Founded by Dr. Julie Henzel, she wanted a logo that was kid-friendly, represented the brain, and had a converging spiral as a motif.
Dr. Henzel used an online logo generator to create her logo which resulted in a clunky iteration with a barely legible typeface.
She liked the green the generator chose but wanted to expand beyond that color.
Palette
She gave me some pictures of her daughters and a painting she loved to use as inspiration for an expanded color palette.
Using the generated logo’s green (Hooker’s Green) as a starting point, I took colors from the inspiration photos that were analogous.
The main colors became the six on the left with the four on the right (Maastricht, Cadet Grey, Pink Lace, Antique White) as accent colors.
Concepts
I created 4 concepts: Spirangle, Brainiac, Dottie, and Play. Each took inspiration from the logo Dr. Henzel made in the generator. Since Hooker’s Green was the original color of the logo, I used that as the color for the business name throughout.
Spriangle
Spriangle used the primary colors from the palette and used Maastricht as a unifying accent.
Brainiac
This was the first of the brain-based concepts. I wanted to use such imagery because of the name of the business being a play on neurodivergence. The multiple spirals within the shape of a brain was my way of depicting our brain’s various processes.
Dottie
Dottie was another way to make the converging spiral a focus. Hooker’s green is the chief color. Using that with a darker version of itself is what inspired the gradients. I then used Lapiz Lazuli and Dark Sky Blue to make a blue gradient; the two pinks, Orchid and Lace, for a pink gradient; and Fawn and Henna to make an orange gradient.
Play
Play is the concept Dr. Henzel chose to use as her business logo.

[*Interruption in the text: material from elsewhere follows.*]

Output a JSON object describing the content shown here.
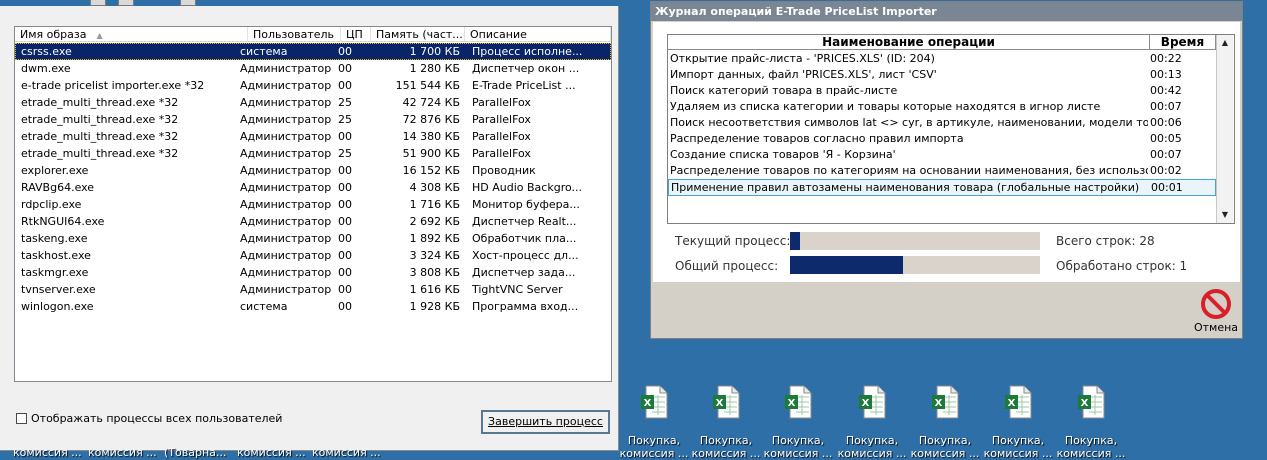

The inspiration came from the purpose of her practice, which focuses on kids through young adults. I named the concept Play because of its playful yet refined quality.
Like the other concepts, Hooker’s Green is the focus, but this concept allowed the other primary palette colors to shine. The spirals were placed to create a simplified, abstracted shape of the brain.
It also allowed for a brandmark and lockup with solid color variants using all the palette colors.